Altered structural network organization in cognitively normal individuals with amyloid pathology
Olga Voevodskaya, Joana B. Pereira, Giovanni Volpe, Olof Lindberg, Erik Stomrud, Danielle van Westen, Eric Westman & Oskar Hansson
Neurobiology of Aging 64, 15—24 (2018)
Recent findings show that structural network topology is disrupted in Alzheimer’s disease (AD), with changes occurring already at the prodromal disease stages. Amyloid accumulation, a hallmark of AD, begins several decades before symptom onset, and its effects on brain connectivity at the earliest disease stages are not fully known.
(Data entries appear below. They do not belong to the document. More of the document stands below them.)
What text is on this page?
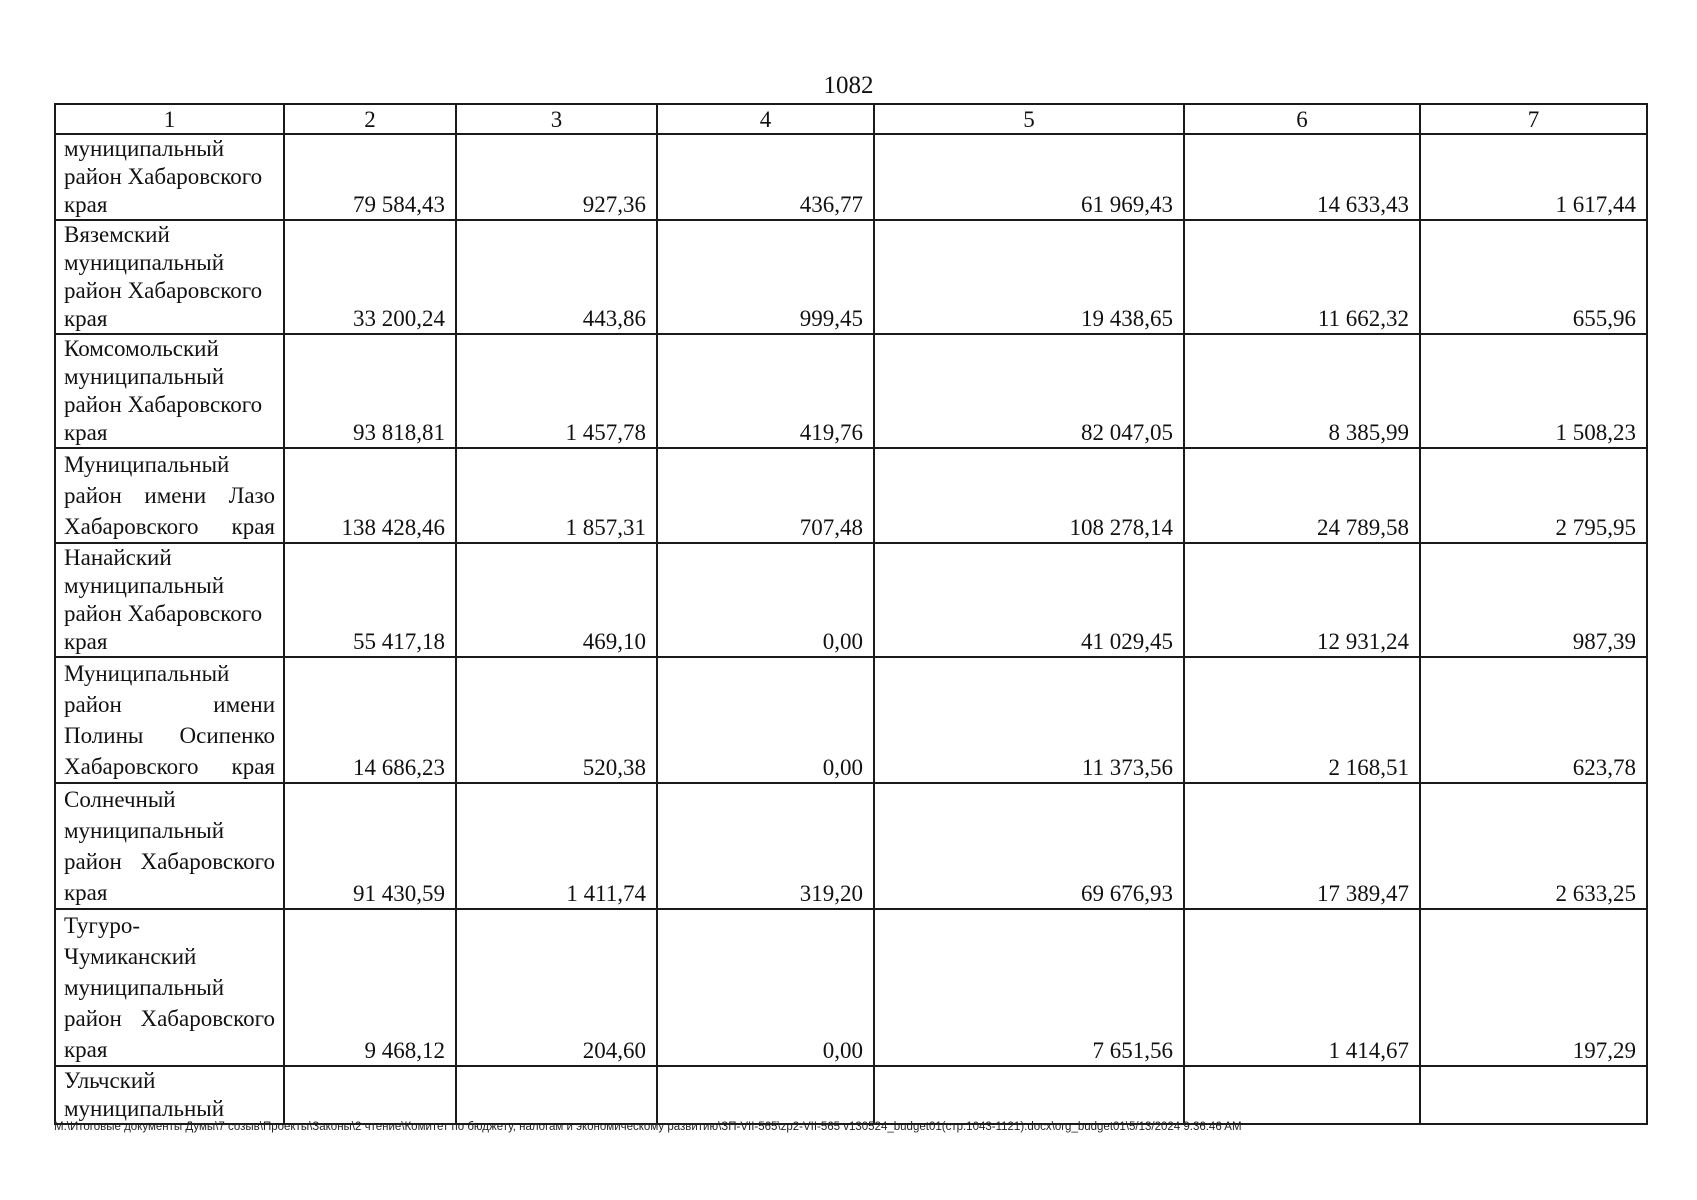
1082
1	2	3	4	5	6	7
муниципальный
район Хабаровского
края	79 584,43	927,36	436,77	61 969,43	14 633,43	1 617,44
Вяземский
муниципальный
район Хабаровского
края	33 200,24	443,86	999,45	19 438,65	11 662,32	655,96
Комсомольский
муниципальный
район Хабаровского
края	93 818,81	1 457,78	419,76	82 047,05	8 385,99	1 508,23
Муниципальный
район имени Лазо
Хабаровского края	138 428,46	1 857,31	707,48	108 278,14	24 789,58	2 795,95
Нанайский
муниципальный
район Хабаровского
края	55 417,18	469,10	0,00	41 029,45	12 931,24	987,39
Муниципальный
район имени
Полины Осипенко
Хабаровского края	14 686,23	520,38	0,00	11 373,56	2 168,51	623,78
Солнечный
муниципальный
район Хабаровского
края	91 430,59	1 411,74	319,20	69 676,93	17 389,47	2 633,25
Тугуро-
Чумиканский
муниципальный
район Хабаровского
края	9 468,12	204,60	0,00	7 651,56	1 414,67	197,29
Ульчский
муниципальный						
M:\Итоговые документы Думы\7 созыв\Проекты\Законы\2 чтение\Комитет по бюджету, налогам и экономическому развитию\ЗП-VII-565\zp2-VII-565 v130524_budget01(стр.1043-1121).docx\org_budget01\5/13/2024 9:36:46 AM
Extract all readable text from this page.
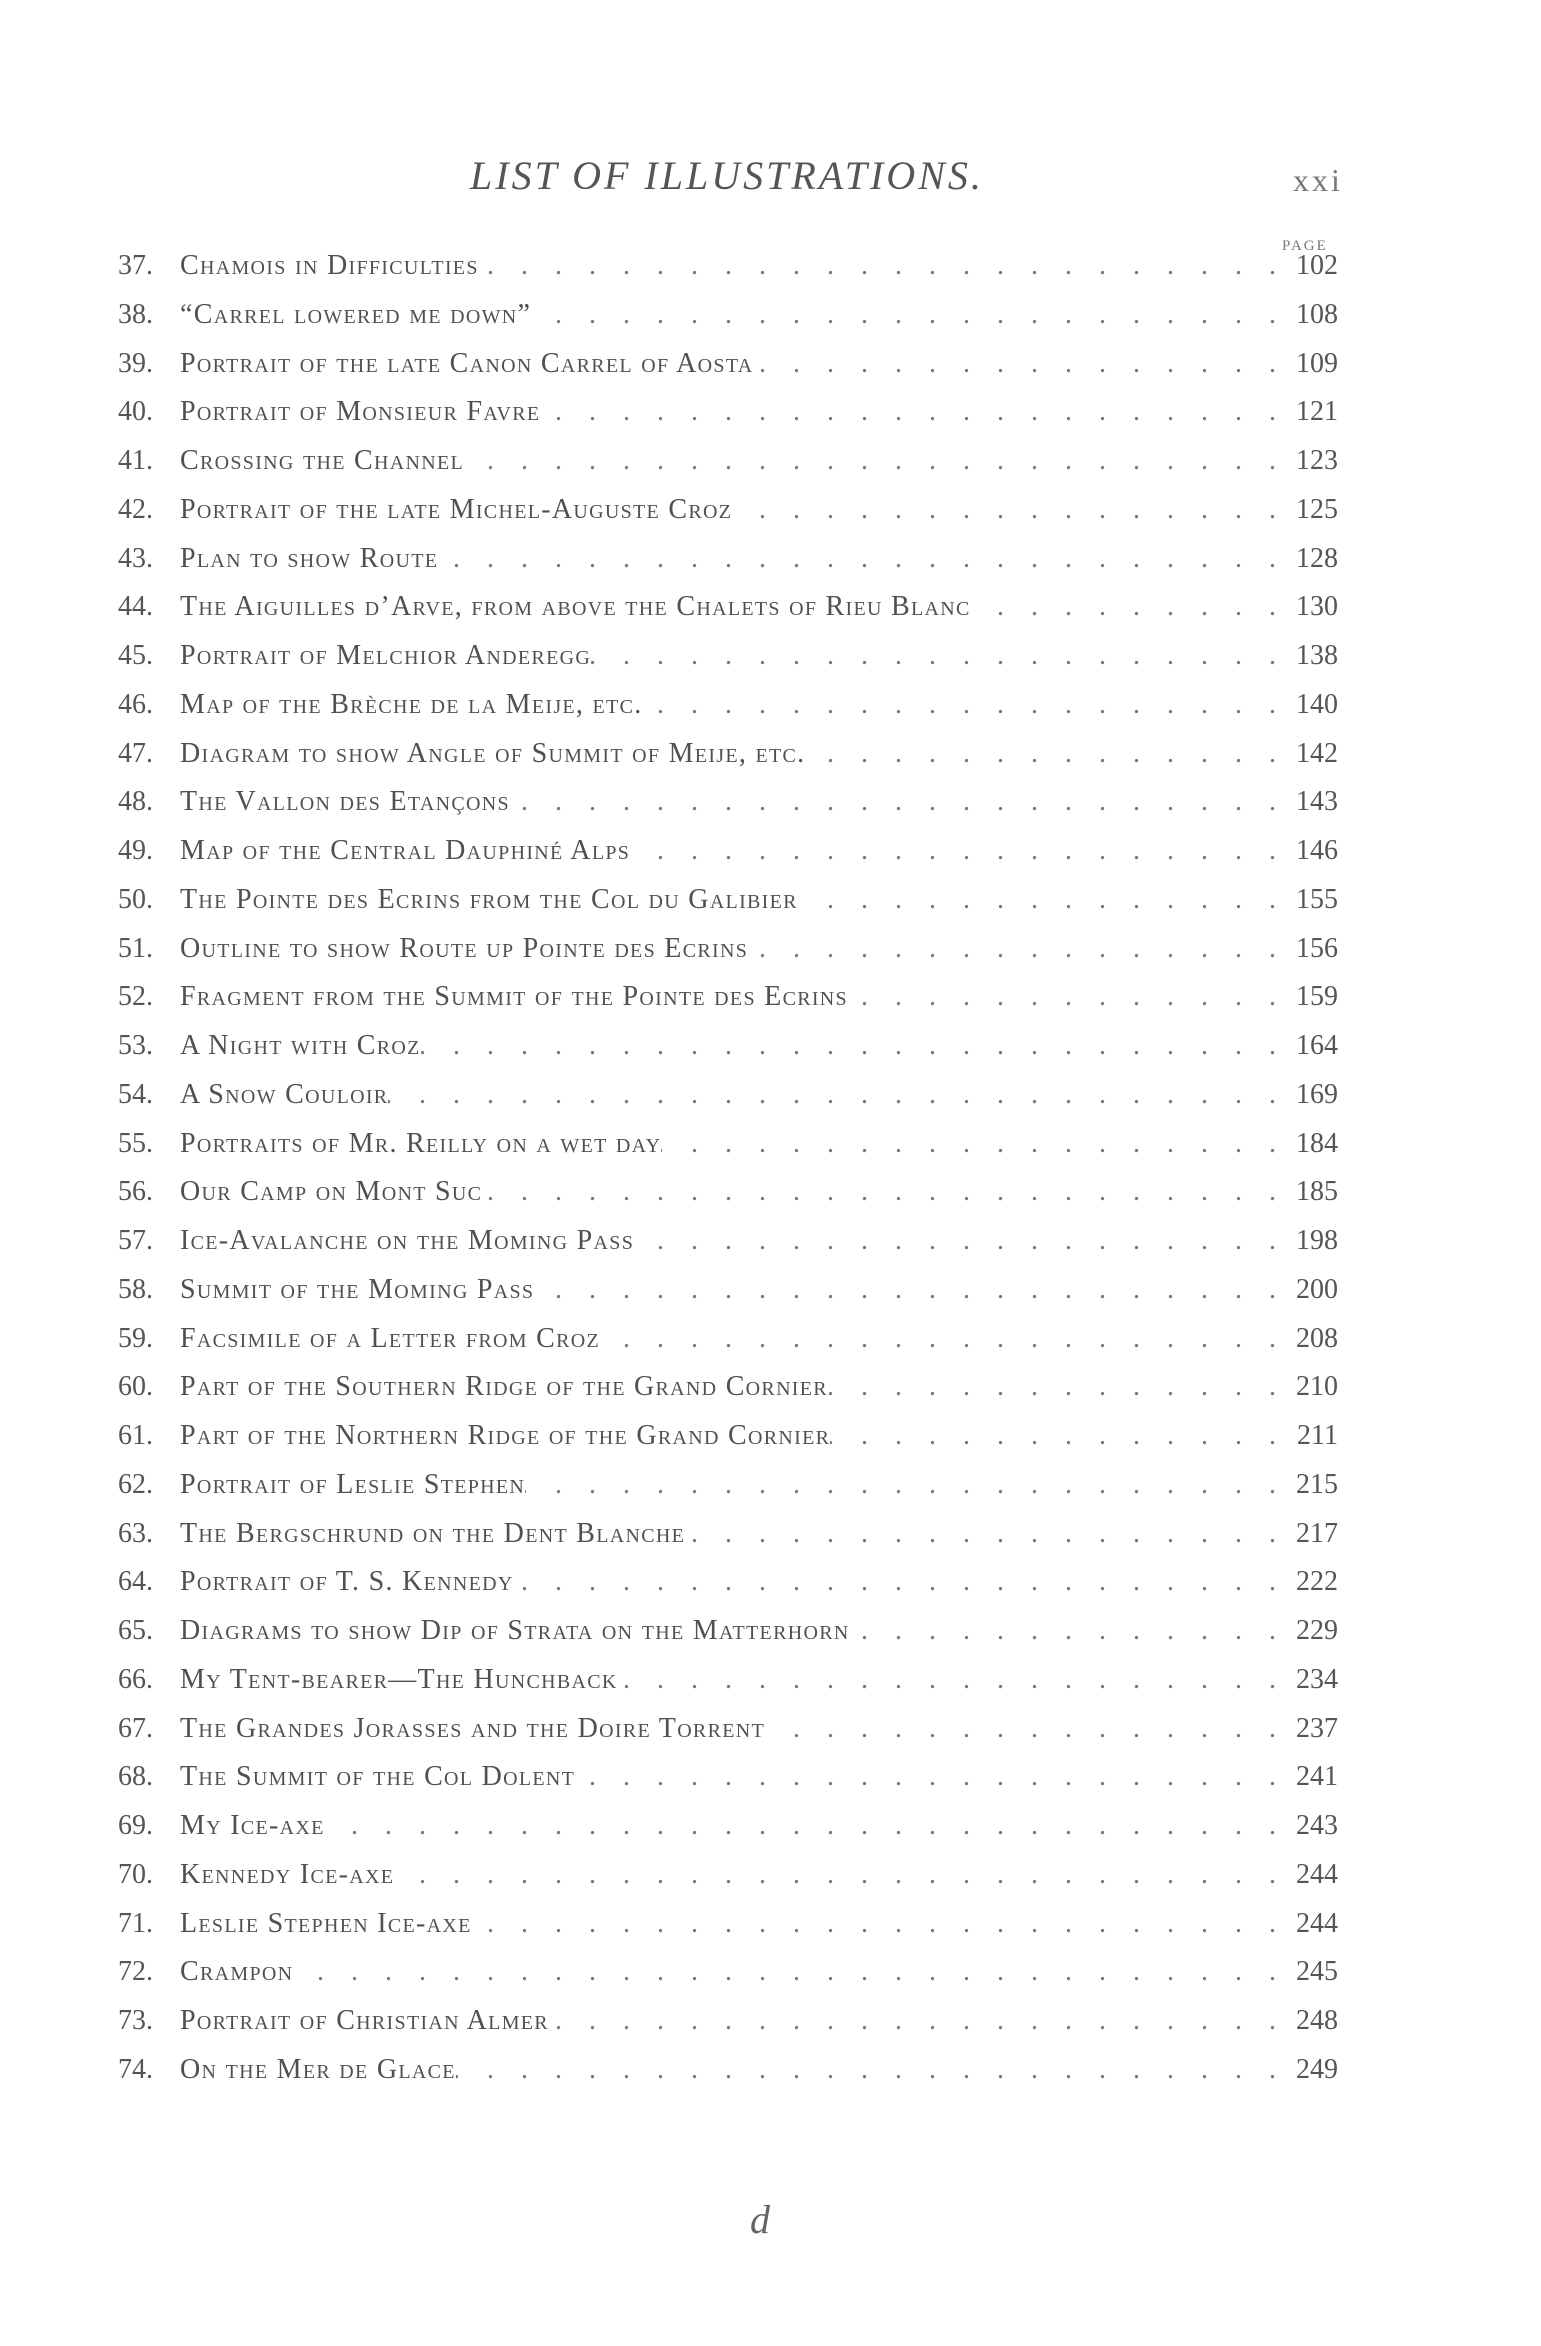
LIST OF ILLUSTRATIONS.	xxi
PAGE
37. Chamois in Difficulties . . .	102
38. “Carrel lowered me down” . . .	108
39. Portrait of the late Canon Carrel of Aosta . . .	109
40. Portrait of Monsieur Favre . . .	121
41. Crossing the Channel . . .	123
42. Portrait of the late Michel-Auguste Croz . . .	125
43. Plan to show Route . . .	128
44. The Aiguilles d’Arve, from above the Chalets of Rieu Blanc . . .	130
45. Portrait of Melchior Anderegg . . .	138
46. Map of the Brèche de la Meije, etc. . . .	140
47. Diagram to show Angle of Summit of Meije, etc. . . .	142
48. The Vallon des Etançons . . .	143
49. Map of the Central Dauphiné Alps . . .	146
50. The Pointe des Ecrins from the Col du Galibier . . .	155
51. Outline to show Route up Pointe des Ecrins . . .	156
52. Fragment from the Summit of the Pointe des Ecrins . . .	159
53. A Night with Croz . . .	164
54. A Snow Couloir . . .	169
55. Portraits of Mr. Reilly on a wet day . . .	184
56. Our Camp on Mont Suc . . .	185
57. Ice-Avalanche on the Moming Pass . . .	198
58. Summit of the Moming Pass . . .	200
59. Facsimile of a Letter from Croz . . .	208
60. Part of the Southern Ridge of the Grand Cornier . . .	210
61. Part of the Northern Ridge of the Grand Cornier . . .	211
62. Portrait of Leslie Stephen . . .	215
63. The Bergschrund on the Dent Blanche . . .	217
64. Portrait of T. S. Kennedy . . .	222
65. Diagrams to show Dip of Strata on the Matterhorn . . .	229
66. My Tent-bearer—The Hunchback . . .	234
67. The Grandes Jorasses and the Doire Torrent . . .	237
68. The Summit of the Col Dolent . . .	241
69. My Ice-axe . . .	243
70. Kennedy Ice-axe . . .	244
71. Leslie Stephen Ice-axe . . .	244
72. Crampon . . .	245
73. Portrait of Christian Almer . . .	248
74. On the Mer de Glace . . .	249
d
We studied global and local network changes in a large cohort of cognitively healthy individuals (N = 299, Swedish BioFINDER study) with and without amyloid-β (Aβ) pathology (based on cerebrospinal fluid Aβ42/Aβ40 levels). Structural correlation matrices were constructed based on magnetic resonance imaging cortical thickness data. Despite the fact that no significant regional cortical atrophy was found in the Aβ-positive group, this group exhibited an altered global network organization, including decreased global efficiency and modularity. At the local level, Aβ-positive individuals displayed fewer and more disorganized modules as well as a loss of hubs. Our findings suggest that changes in network topology occur already at the presymptomatic (preclinical) stage of AD and may precede detectable cortical thinning.